Umaru Bangura, du bist jetzt drei Jahre beim FC Zürich und hast für den Stadtklub mittlerweile mehr Spiele absolviert als bei deiner letzten Station Dinamo Minsk. Wie fühlst du dich im Team?

Ich fühle mich sehr wohl. Ich bin ein vollwertiges Teammitglied. Wenn du zwei, drei Jahre in einem Verein bist, dann kennst du alles!

Ich würde gerne etwas mehr über dich und deinen Werdegang wissen. Du bist in Freetown (Hauptstadt, Sierre Leone: d.

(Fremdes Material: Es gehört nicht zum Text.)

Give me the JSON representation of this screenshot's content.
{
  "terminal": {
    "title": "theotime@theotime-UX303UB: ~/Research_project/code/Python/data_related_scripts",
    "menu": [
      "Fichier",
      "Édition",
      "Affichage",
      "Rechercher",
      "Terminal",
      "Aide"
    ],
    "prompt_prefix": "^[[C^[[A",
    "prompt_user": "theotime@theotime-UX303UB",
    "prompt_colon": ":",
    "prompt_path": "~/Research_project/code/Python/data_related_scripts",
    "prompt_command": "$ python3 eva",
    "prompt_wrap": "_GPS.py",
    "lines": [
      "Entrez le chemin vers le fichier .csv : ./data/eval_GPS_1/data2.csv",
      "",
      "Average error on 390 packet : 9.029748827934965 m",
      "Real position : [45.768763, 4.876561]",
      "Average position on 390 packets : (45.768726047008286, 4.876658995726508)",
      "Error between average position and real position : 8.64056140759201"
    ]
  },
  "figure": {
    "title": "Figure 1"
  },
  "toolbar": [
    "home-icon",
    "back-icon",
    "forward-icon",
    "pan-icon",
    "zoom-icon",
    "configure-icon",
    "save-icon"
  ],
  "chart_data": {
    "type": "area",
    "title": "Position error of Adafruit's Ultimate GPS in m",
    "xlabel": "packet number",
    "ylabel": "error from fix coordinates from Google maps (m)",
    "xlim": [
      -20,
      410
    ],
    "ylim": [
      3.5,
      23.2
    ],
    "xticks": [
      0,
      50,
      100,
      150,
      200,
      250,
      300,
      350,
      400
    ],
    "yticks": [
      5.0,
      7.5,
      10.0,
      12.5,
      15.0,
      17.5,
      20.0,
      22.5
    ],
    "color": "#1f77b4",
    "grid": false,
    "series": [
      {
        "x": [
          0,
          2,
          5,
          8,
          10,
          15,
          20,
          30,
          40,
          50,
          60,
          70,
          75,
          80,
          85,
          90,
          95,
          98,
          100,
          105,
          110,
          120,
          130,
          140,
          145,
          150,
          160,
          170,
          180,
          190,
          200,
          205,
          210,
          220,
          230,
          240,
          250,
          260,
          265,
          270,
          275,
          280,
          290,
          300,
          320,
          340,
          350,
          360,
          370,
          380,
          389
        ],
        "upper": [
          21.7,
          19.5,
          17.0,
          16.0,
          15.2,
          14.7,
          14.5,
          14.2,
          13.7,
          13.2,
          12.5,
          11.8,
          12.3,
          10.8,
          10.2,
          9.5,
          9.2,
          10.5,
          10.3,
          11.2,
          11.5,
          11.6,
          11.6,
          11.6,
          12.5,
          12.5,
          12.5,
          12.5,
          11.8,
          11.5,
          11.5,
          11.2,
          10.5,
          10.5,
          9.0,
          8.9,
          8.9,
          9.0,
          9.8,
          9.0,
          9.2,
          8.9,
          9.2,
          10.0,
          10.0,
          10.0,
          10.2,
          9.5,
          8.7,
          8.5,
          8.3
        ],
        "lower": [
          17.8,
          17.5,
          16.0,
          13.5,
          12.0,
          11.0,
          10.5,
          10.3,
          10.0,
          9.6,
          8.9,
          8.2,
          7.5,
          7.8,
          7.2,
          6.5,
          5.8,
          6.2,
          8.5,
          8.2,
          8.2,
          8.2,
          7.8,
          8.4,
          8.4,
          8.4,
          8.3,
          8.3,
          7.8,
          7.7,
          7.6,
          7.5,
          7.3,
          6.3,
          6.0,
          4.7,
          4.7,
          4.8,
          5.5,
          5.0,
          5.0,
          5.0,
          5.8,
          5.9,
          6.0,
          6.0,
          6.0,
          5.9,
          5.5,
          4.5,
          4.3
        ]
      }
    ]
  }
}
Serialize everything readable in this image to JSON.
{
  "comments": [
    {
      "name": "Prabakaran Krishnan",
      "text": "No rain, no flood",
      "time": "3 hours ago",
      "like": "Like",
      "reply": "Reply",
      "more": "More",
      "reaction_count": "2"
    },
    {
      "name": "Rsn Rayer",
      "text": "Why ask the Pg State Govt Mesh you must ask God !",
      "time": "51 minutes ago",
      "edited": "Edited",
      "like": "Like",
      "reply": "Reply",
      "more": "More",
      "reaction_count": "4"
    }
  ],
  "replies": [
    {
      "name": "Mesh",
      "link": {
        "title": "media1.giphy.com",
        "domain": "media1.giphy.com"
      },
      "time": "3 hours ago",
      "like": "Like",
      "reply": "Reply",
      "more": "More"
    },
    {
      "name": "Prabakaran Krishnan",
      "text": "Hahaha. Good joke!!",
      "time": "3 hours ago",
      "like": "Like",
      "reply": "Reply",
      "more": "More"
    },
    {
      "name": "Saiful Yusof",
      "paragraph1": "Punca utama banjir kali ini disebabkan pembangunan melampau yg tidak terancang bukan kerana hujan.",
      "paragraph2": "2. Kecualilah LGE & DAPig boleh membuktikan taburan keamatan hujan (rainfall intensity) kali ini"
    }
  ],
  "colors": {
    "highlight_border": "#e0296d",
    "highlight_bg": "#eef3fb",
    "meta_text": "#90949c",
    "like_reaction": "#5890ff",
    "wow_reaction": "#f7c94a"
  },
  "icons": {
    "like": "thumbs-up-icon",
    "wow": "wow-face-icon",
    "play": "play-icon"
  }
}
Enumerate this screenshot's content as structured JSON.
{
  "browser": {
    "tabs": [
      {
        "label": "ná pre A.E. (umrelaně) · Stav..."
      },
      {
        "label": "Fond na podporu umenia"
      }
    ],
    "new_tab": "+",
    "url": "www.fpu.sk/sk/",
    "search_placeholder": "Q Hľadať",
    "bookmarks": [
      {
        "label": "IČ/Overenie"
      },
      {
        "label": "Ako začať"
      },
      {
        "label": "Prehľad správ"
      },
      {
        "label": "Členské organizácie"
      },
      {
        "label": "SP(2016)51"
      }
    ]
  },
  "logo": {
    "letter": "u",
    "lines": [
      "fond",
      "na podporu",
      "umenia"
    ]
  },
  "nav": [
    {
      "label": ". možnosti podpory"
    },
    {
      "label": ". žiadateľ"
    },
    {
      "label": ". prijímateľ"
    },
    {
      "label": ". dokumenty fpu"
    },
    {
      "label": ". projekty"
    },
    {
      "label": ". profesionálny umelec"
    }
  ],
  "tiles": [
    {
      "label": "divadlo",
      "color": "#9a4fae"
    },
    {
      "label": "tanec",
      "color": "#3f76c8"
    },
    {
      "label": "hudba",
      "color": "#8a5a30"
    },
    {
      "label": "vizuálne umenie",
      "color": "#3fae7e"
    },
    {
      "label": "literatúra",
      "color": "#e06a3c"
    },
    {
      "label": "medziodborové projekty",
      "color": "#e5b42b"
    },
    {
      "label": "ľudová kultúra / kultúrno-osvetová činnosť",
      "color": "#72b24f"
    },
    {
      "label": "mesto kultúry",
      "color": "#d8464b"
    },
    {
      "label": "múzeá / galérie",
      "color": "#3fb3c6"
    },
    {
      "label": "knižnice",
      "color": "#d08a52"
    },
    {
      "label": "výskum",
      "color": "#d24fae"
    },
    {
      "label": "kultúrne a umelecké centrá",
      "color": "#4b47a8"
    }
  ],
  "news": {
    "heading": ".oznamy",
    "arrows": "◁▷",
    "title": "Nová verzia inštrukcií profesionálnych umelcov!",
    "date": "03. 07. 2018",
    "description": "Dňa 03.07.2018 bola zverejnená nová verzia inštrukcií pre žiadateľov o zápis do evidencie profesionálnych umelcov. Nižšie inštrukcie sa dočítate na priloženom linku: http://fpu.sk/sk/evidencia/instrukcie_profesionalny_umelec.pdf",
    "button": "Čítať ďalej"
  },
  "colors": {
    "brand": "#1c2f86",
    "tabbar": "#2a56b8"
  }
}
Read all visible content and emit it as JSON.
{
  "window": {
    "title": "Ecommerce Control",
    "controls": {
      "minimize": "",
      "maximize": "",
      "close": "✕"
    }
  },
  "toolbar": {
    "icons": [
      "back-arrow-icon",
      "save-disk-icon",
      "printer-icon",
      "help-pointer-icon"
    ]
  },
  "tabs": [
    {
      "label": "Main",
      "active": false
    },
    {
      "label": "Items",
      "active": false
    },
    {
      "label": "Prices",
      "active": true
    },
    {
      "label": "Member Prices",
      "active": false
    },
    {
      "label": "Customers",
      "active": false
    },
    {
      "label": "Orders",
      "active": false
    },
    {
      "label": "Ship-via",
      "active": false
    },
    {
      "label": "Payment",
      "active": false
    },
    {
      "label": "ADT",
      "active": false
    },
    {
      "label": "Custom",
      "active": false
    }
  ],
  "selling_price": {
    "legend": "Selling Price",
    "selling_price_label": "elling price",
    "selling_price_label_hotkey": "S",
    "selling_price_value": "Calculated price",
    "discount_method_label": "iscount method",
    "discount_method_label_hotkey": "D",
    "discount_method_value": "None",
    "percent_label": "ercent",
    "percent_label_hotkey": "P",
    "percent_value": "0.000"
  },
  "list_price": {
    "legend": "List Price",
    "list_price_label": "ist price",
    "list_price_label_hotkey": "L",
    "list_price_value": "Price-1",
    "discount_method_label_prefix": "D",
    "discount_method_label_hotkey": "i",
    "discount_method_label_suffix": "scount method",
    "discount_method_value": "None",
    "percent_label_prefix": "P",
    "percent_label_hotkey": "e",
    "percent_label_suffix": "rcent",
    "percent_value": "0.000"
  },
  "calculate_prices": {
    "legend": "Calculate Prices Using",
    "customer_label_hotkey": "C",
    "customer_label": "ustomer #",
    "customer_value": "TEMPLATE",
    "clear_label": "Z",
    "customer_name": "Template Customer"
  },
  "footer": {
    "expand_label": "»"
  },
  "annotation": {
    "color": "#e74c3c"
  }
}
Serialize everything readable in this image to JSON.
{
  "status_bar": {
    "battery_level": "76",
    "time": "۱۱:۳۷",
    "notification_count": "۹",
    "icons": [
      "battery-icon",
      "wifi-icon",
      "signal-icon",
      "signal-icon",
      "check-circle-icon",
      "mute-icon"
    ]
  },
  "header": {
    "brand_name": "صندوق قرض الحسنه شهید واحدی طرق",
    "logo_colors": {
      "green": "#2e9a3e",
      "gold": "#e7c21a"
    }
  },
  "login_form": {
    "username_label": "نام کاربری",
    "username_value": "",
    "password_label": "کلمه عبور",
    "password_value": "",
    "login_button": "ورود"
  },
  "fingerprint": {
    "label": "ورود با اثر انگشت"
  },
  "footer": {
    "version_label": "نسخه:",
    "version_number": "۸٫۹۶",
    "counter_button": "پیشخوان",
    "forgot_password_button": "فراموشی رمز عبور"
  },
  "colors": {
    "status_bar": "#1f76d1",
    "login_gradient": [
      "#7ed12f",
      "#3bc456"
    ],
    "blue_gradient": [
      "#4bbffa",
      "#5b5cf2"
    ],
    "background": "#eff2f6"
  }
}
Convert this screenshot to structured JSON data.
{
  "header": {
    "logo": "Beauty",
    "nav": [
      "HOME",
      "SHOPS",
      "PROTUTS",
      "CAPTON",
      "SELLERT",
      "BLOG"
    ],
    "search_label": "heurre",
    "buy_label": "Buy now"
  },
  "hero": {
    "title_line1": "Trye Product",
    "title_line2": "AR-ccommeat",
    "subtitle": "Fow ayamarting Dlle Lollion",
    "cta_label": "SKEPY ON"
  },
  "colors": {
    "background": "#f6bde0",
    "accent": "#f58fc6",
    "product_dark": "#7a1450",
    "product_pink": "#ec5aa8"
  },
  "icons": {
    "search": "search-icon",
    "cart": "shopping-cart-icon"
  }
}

Red.) geboren, hast du immer dort gelebt?

Ja, ich habe immer dort gelebt.

Dort hast du dann auch für den «Mighty Blackpool FC» gespielt (Rekordmeister: d. Red.).

Ja, das ist meine Mannschaft, das ist mein «Family team».

Bist du bereits früh zu diesem Klub gestossen?

Ich habe dort nicht lange gespielt, nur acht Monate, das heisst, eine Saison. Dann habe ich die Chance erhalten, zu Watford in England zu gehen.

Und davor hast du auf der Strasse gespielt?

Ja, bevor ich zum Mighty Blackpool FC kam, habe ich hauptsächlich auf der Strasse gespielt. Jeder Junge in Freetown will Fussball spielen. Es ist schwierig, sich durchzusetzen, du musst Opfer bringen.

Haben dich deine Eltern ermuntert, deinen Weg im Fussball zu machen?

Ja, ich komme aus einer Fussballfamilie. Sie lieben alle Fussball.

Ich habe gesehen, dass es einen um ein Jahr jüngeren Fussballer aus Freetown namens Alhassane Bangura gibt, der ein Jahr vor dir nach Watford gewechselt ist. Seid ihr verwandt? Und hat er dich dort empfohlen?

Nein, wir sind nicht verwandt. Etwas übertrieben gesagt heisst in Sierra Leone und Guinea fast jeder Bangura. Wir kannten uns aber gut. Er hat mich tatsächlich bei Watford empfohlen.

Bei Watford warst du dann aber nicht so lange…

Ja, ich war 2005/06 dort, anderthalb Jahre, dann wurde ich nach Norwegen ausgeliehen.

Du kommst also aus der Hauptstadt von Sierra Leone, lebst anschliessend im Grossraum London und dann landest du plötzlich in einem kleinen Städtchen in der Norwegischen Provinz. Bist du eher der Stadt- oder Landtyp?

Ich bin natürlich ein Stadttyp. Ich habe immer in der Stadt gelebt. Aber es war trotzdem schön. Norwegen ist in vielem mit der Schweiz vergleichbar. Ein ähnliches System, sehr schönes Land. Und meine erste Station Hönefoss lag nur eine Stunde von Oslo, wo es eine grosse Sierra-Leone-Community gibt. So war ich fast die ganze Zeit dort.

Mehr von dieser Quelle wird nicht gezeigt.